A mãe do rapaz de dezessete anos já havia me procurado na semana anterior, mas não tinha me encontrado no escritório da universidade. Desta vez, pude atendê-la.
– Como vai?
– Tudo bem e o senhor?
– Bem, vou direto ao assunto porque sei o quanto o professor é ocupado. O negócio é o seguinte: tenho um filho adolescente, o Marley, e me preocupo muito com ele. Recentemente teve uma forte depressão, tomou inúmeros remédios, frequentou vários psiquiatras, fez terapias de todos os tipos e a melhora parece cada vez mais distante. Isto me assusta um bocado.
– Eu gostaria, professor, que o senhor conversasse com ele. Basta uma horinha apenas, não vai tomar demasiadamente o seu tempo. A professora Cláudia Mariana recomendou muito o senhor, por causa de seu doutorado em Ciência da Religião e suas aulas sobre mística comparada. Ah, professor! Eu temo que o problema do meu filho seja realmente de ordem espiritual.
Olhei com serenidade a jovem senhora de uns 40 anos de idade e ponderei:
– Eu agradeço o elogio e a confiança, mas não posso ajudá-la, infelizmente. Não sou terapeuta, jamais curei alguém de absolutamente nada e creio que minhas pesquisas em religião não poderão auxiliar a depressão de seu filho.
A despeito de minha peremptória recusa, uma semana mais tarde eu estava na casa do rapaz. Fiquei esperando na sala de estar daquela casa enorme, mobiliada de maneira riquíssima, quando Marley apareceu apresentado pela mãe. Propus imediatamente um passeio pelas belas e arborizadas ruas do bairro.

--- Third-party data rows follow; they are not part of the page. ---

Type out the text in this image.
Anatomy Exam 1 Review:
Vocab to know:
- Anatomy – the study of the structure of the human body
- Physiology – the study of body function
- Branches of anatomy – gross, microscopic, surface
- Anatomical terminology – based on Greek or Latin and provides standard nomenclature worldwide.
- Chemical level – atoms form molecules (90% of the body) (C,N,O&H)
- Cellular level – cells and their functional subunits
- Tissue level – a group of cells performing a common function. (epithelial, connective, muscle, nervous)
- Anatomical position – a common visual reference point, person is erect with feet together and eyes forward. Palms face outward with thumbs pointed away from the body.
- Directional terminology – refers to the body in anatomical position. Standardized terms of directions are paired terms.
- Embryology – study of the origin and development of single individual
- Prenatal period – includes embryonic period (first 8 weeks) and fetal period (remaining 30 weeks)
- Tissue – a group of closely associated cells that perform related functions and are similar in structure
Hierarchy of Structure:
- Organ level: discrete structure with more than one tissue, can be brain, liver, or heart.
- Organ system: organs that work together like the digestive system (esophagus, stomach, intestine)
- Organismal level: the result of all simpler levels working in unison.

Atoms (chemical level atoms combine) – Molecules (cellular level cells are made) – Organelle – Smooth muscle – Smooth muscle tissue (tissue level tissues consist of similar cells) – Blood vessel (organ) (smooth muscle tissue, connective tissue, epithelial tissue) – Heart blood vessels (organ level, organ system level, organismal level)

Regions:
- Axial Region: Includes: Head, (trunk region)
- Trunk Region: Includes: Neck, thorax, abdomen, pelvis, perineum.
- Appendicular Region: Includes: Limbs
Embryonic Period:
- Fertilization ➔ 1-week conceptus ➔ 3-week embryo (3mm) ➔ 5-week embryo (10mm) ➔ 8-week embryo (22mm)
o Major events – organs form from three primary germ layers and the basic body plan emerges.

– Você sabia que Aristóteles adorava caminhar com seus alunos, ensinando filosofia e a este hábito dava o nome de peripatetismo?
Marley me olhou de soslaio demostrando pouco interesse, o que me obrigou a ser direto também.
– Muito bem, meu rapaz. Faça quantas perguntas quiser e eu tentarei responder a todas elas da melhor maneira possível, ok?
– Minha mãe deve ter dito que eu sofro de depressão, mas ela, como sempre, está enganada. Na verdade, eu não suporto a hipocrisia e a mentira do mundo, sabe professor? Por que as pessoas são assim, tão falsas?
– Porque somos mendigos de afetos e no fundo de nossas consciências atormentadas, nos sentimos inseguros e solitários. Mentimos e trapaceamos por conta de nosso egoísmo atávico, Jesus e Buda desprezavam o homem que se acha senhor de si mesmo.
– E quanto ao amor? O que é o amor, professor?
– Sabe quando você gosta muito de uma pessoa e não consegue imaginar a vida sem ela? E é capaz de dar a sua própria vida para que ela viva eternamente? A isto Santo Tomás de Aquino deu o nome de amor.
Depois de um longo silêncio e já na frente da suntuosa casa, Marley e eu nos despedimos. Nunca mais vi aquele jovem franzino de cabelos negros.
Mas há cerca de 2 semanas, recebi o seguinte email:
“Caro professor, acho que o senhor não se lembra mais de mim, mas em todo o caso, eu sou o Marley, aquele que todos achavam que sofria de depressão. Até hoje lembro da nossa conversa perto de casa. Mas para ser sincero, não me recordo bem das respostas que o senhor deu às minhas perguntas (devem ter sido muito eruditas).
O importante para mim naquela tarde foi o senhor ter conversado comigo como se eu fosse um homem adulto e não um débil mental, entende? Hoje, por sua influência, sou doutor em Ciência da Religião pela universidade de Frankfurt.
Que o amor lhe acompanhe sempre na jornada pela vida, querido professor.